Thursday, November 6, 2008

Suffering and Politics

Livingston County is known for its conservatism.

Democrats who run for township clerk are called baby-killers because they support a woman's right to choose whether to continue or end a difficult pregnancy, regardless of the fact that township clerks have nothing to do with the abortion issue.

Conservative groups tried to use the same baby-killing rhetoric against Proposal 2, the measure allowing embryonic stem cell research to go forward in Michigan. Churches used all sorts of scare tactics to try to link the search for cures for debilitating illnesses to killing babies.

It didn't work across Michigan and it didn't work in Livingston County. Proposal 2 carried even in Livingston County.

Why? Perhaps it has to do with suffering. Lots of people find it easy to condemn a woman who feels she has no choice but to end a pregnancy. They can't put themselves in her place or understand that a late-term abortion may be absolutely necessary to save her life. Even John McCain ridiculed the notion that a woman's "health" might be impaired by a pregnancy.
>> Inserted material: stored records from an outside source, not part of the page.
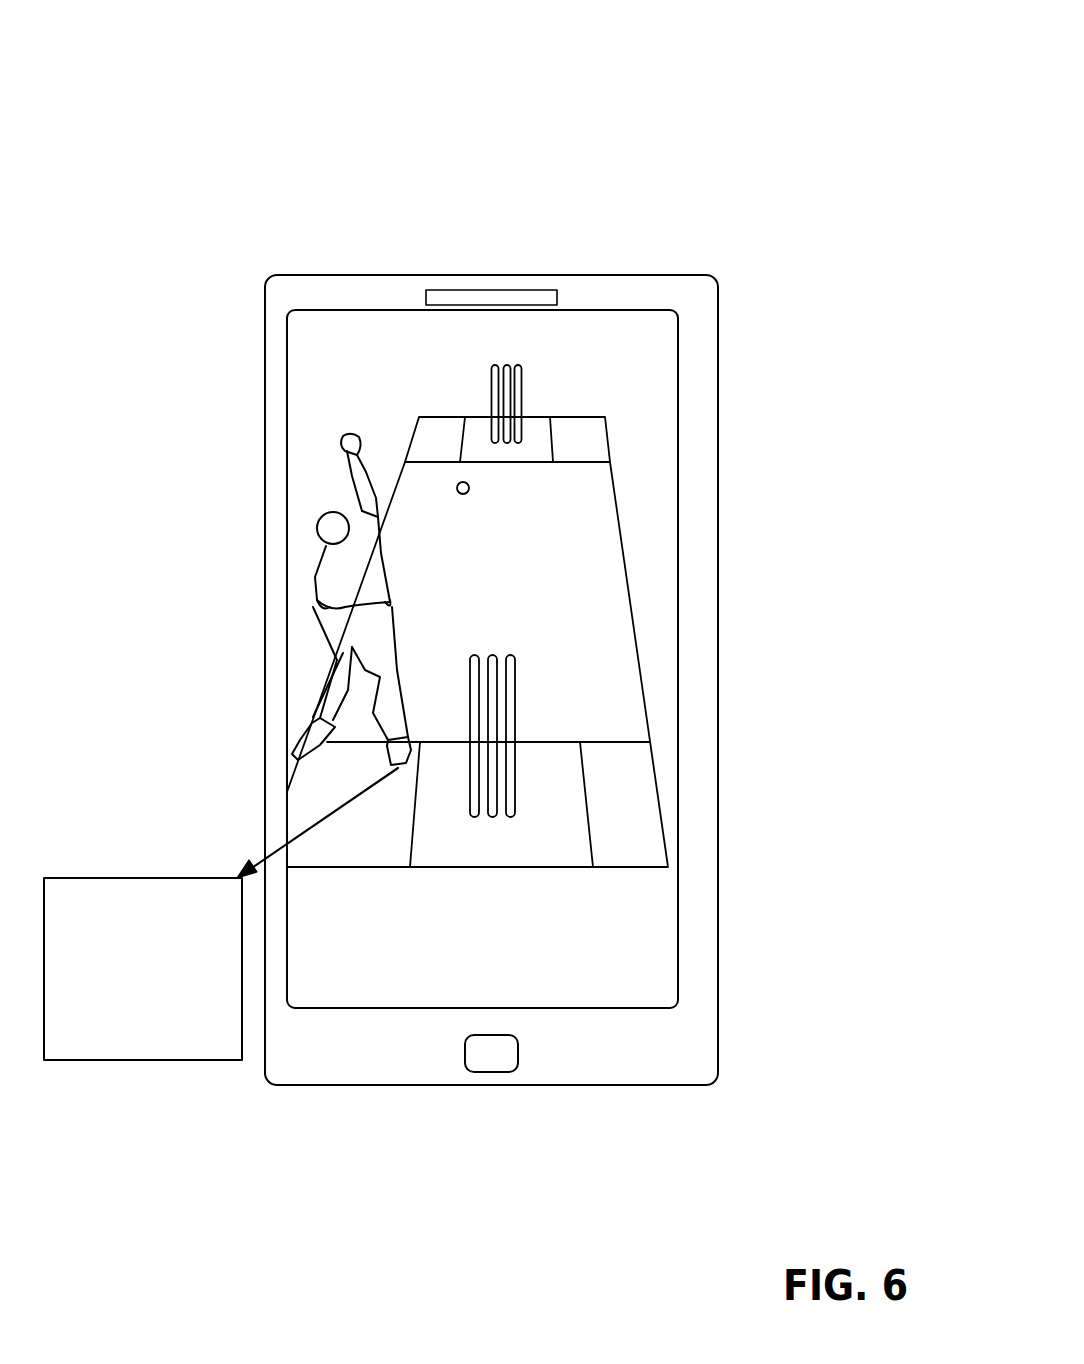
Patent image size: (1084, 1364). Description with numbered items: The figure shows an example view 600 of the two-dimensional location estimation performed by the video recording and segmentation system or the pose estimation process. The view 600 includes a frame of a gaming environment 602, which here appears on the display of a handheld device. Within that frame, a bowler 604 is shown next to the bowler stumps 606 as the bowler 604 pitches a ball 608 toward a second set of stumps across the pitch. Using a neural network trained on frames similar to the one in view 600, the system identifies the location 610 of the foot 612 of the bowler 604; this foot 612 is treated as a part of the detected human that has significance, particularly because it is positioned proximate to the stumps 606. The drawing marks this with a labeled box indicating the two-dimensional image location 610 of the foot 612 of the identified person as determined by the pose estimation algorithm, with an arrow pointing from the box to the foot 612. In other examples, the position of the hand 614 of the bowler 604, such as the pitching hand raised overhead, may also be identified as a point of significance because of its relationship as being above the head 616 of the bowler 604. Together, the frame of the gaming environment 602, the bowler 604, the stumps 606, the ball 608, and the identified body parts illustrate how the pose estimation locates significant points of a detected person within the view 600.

The view 600 is at (908, 116).
The gaming environment 602 is at (690, 1003).
The bowler 604 is at (313, 590).
The bowler stumps 606 is at (527, 667).
The ball 608 is at (469, 491).
The location of the foot 610 is at (118, 1060).
The foot 612 is at (409, 760).
The hand 614 is at (343, 438).
The head 616 is at (318, 520).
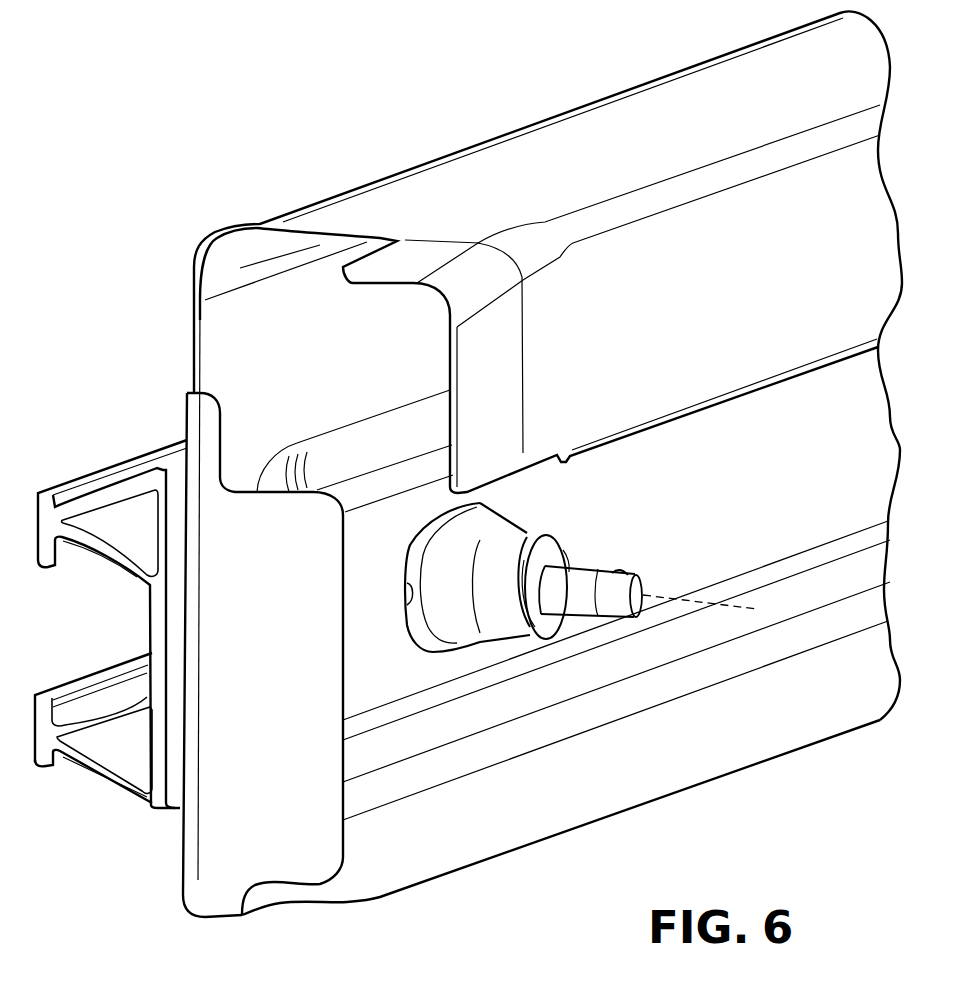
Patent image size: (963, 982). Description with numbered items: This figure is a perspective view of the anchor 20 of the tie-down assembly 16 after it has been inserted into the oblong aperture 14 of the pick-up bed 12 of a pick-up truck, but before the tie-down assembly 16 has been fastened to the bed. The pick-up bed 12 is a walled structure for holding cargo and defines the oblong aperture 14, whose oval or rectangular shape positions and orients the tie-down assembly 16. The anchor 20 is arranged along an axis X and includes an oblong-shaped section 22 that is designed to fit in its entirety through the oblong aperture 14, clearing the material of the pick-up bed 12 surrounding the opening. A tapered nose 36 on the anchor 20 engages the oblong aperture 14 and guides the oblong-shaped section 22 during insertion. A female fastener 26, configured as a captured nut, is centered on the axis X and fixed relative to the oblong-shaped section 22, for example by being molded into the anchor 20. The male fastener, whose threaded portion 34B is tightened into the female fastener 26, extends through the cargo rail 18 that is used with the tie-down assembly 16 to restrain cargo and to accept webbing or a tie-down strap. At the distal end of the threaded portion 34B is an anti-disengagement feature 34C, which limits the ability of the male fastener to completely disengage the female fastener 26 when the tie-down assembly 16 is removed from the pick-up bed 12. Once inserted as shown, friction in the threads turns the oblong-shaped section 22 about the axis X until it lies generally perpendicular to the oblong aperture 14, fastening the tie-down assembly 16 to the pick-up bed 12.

But it's much easier to put yourself in the place of someone with diabetes or Parkinson's disease. A man who will condemn a woman for getting an abortion never has to worry about getting pregnant. But he might get Parkinson's disease. And he sure doesn't want to suffer from it. All of a sudden, the fate of those microscopic cells seems unimportant next to his own potential suffering.

Same thing with Proposal 1, medical marijuana. Not everybody can get pregnant but anybody can get cancer. Everybody knows someone who has had cancer and seen them suffer the ravages of chemotherapy. Much easier to put yourself into the shoes of a cancer sufferer than a woman who was raped and gotten pregnant. That's unimaginable. But cancer is another thing entirely. It strikes too close to home.

Let's face it. Suffering is a hard sell in the 21st century.